The international Helluland Project, organised by Sutherland, was to have published a book on her findings; this has been suspended as a result of her loss of access to her materials.

==Personal==
Sutherland is married to Robert McGhee; in 2011 she was Curator of Eastern Arctic Archaeology at the Canadian Museum of Civilization and he was Curator of Western Arctic Archaeology and they were among the authors of Upside Down: Arctic Realities, the book accompanying an exhibition at the Musée du quai Branly in Paris.

==Selected publications==
- (ed.) The Franklin Era in Canadian Arctic History, 1845–1859. Symposium report. Archaeological Survey of Canada paper 131. Ottawa: National Museums of Canada, 1985. .
- "The Variety of Artistic Expression in Dorset Culture". in: Fifty Years of Arctic Research: Anthropological Studies from Greenland to Siberia. Ed. R. Gilberg and H.C. Gulløv. Nationalmuseets skrifter, Etnografisk række 18. Copenhagen: Department of Ethnography, National Museum of Denmark, 1997. ISBN 9788789385600. pp. 287–93.
- Contributions to the Study of the Dorset-Palaeo Eskimos. Archaeology paper 167. Gatineau, Quebec: Canadian Museum of Civilization, 2005. ISBN 9780660194141.
- The Ties that Bind: Fur-Fibre Cordage and Associated Material from Dorset Palaeo-Eskimo Sites in Eastern Canada. Penelope Walton Rogers and Philip Greaves. 2018.
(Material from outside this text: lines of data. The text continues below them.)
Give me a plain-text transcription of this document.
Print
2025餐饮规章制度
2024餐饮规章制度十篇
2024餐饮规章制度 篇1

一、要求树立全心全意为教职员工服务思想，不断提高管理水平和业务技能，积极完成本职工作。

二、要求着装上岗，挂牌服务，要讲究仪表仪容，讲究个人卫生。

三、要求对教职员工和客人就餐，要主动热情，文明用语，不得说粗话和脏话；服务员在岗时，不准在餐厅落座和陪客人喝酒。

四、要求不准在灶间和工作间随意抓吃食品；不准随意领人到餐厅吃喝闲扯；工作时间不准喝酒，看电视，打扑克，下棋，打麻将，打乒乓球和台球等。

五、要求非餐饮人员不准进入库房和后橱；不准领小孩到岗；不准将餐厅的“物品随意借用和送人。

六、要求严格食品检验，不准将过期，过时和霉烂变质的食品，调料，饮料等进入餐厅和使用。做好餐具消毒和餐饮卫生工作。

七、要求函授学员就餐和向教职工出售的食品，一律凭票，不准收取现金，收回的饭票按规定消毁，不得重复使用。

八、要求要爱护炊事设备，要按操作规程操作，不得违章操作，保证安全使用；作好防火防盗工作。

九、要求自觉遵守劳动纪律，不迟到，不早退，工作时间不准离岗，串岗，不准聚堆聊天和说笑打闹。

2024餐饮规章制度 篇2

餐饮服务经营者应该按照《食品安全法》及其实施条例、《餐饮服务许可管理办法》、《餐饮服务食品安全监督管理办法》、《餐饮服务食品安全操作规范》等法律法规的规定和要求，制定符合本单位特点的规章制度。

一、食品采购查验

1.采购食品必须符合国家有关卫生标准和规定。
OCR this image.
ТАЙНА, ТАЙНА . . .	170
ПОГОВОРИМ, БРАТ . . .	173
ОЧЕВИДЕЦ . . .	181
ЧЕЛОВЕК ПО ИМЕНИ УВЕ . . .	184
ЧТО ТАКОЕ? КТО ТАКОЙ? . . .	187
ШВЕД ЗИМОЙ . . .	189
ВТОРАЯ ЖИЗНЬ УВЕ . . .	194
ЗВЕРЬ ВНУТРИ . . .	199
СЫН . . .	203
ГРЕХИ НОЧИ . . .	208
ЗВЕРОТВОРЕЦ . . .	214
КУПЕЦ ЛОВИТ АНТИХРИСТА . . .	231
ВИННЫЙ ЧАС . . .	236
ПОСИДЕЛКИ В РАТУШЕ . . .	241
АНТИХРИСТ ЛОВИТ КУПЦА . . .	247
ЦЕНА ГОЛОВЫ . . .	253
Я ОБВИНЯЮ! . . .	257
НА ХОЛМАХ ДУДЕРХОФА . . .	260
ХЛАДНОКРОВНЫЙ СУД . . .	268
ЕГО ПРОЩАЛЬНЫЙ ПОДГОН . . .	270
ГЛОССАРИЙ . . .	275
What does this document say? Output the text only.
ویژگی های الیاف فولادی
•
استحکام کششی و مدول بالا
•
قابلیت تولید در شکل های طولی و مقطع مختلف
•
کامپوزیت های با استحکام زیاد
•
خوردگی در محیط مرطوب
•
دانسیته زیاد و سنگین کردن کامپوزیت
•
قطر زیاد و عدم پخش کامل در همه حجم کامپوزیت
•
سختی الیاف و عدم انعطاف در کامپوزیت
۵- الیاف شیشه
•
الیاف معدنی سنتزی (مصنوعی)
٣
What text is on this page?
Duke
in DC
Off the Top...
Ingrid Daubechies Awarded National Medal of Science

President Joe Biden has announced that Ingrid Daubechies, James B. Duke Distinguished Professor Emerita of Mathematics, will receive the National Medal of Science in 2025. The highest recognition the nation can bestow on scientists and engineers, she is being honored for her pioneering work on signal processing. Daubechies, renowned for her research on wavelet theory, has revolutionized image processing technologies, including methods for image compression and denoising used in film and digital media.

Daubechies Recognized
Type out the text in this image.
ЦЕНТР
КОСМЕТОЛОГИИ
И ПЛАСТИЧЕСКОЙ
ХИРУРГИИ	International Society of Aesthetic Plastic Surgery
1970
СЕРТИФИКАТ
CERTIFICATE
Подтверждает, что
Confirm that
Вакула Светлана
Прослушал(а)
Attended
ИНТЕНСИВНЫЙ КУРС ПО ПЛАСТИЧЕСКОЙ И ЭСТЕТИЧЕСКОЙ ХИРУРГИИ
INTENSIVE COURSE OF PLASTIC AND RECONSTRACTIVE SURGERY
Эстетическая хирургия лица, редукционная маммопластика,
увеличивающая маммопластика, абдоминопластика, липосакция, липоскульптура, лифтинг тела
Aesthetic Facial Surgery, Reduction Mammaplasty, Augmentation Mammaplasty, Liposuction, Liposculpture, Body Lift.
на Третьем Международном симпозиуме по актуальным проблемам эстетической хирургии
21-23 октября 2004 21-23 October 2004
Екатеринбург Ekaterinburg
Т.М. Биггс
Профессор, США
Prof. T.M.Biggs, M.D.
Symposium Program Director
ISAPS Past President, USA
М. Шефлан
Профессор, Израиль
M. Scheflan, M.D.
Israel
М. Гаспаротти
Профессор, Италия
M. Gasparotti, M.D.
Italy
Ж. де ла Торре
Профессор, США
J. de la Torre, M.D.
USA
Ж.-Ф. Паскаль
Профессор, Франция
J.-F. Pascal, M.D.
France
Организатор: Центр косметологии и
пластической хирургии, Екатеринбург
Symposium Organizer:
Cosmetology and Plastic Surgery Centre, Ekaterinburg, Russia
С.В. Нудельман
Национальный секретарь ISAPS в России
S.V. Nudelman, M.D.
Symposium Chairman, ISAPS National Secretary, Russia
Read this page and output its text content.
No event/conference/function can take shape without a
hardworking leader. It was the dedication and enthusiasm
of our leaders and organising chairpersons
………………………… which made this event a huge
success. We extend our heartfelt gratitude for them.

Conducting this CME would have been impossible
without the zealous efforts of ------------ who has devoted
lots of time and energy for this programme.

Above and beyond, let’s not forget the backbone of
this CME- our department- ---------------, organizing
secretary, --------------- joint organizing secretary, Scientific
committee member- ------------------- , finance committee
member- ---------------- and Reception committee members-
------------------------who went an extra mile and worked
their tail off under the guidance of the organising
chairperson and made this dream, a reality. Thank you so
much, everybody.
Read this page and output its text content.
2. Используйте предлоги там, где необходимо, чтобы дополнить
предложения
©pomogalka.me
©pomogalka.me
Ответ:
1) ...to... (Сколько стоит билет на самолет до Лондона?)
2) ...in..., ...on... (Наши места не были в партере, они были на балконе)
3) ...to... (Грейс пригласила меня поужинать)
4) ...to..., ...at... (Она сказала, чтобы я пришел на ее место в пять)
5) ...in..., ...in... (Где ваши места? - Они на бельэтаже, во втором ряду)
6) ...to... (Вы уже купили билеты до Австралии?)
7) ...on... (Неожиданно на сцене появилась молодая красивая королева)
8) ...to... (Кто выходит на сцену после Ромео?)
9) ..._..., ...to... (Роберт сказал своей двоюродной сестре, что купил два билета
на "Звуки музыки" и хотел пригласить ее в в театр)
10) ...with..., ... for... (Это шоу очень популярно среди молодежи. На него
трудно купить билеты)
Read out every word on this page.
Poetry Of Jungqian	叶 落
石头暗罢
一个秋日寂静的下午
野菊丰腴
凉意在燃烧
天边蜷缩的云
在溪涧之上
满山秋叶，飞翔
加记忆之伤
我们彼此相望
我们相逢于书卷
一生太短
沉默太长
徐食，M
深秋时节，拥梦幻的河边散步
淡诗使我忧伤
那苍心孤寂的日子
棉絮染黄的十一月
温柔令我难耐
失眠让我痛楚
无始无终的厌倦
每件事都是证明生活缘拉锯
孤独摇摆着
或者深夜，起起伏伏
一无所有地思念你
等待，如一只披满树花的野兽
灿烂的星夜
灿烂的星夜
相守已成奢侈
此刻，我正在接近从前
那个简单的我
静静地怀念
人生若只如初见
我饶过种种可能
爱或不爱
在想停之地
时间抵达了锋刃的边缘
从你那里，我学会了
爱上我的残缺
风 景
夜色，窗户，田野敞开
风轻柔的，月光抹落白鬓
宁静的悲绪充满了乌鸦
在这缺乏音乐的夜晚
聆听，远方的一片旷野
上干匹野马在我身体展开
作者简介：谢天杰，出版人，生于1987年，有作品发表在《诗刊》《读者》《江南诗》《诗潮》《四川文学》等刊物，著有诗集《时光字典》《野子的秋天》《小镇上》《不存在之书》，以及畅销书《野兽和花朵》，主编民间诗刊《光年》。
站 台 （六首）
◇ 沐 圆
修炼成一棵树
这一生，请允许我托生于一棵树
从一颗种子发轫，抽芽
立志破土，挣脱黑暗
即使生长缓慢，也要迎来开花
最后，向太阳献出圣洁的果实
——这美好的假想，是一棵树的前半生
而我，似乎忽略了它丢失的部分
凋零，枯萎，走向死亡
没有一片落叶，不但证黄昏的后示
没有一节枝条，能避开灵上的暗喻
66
- Sutherland, P.D. (2009). The question of contact between Dorset Palaeo-Eskimos and early Europeans in the Eastern Arctic. In H. Maschner, O. Mason, & R. McGhee (Eds.), Thenorthern world AD 900–1400: The dynamics of climate, economy, and politics in hemispheric perspective (pp. 279–299). Salt Lake City: University of Utah Press.
- Evidence of Early Metalworking in Arctic Canada. Patricia D. Sutherland, Peter H. Thompson, and Patricia A. Hunt. 2015.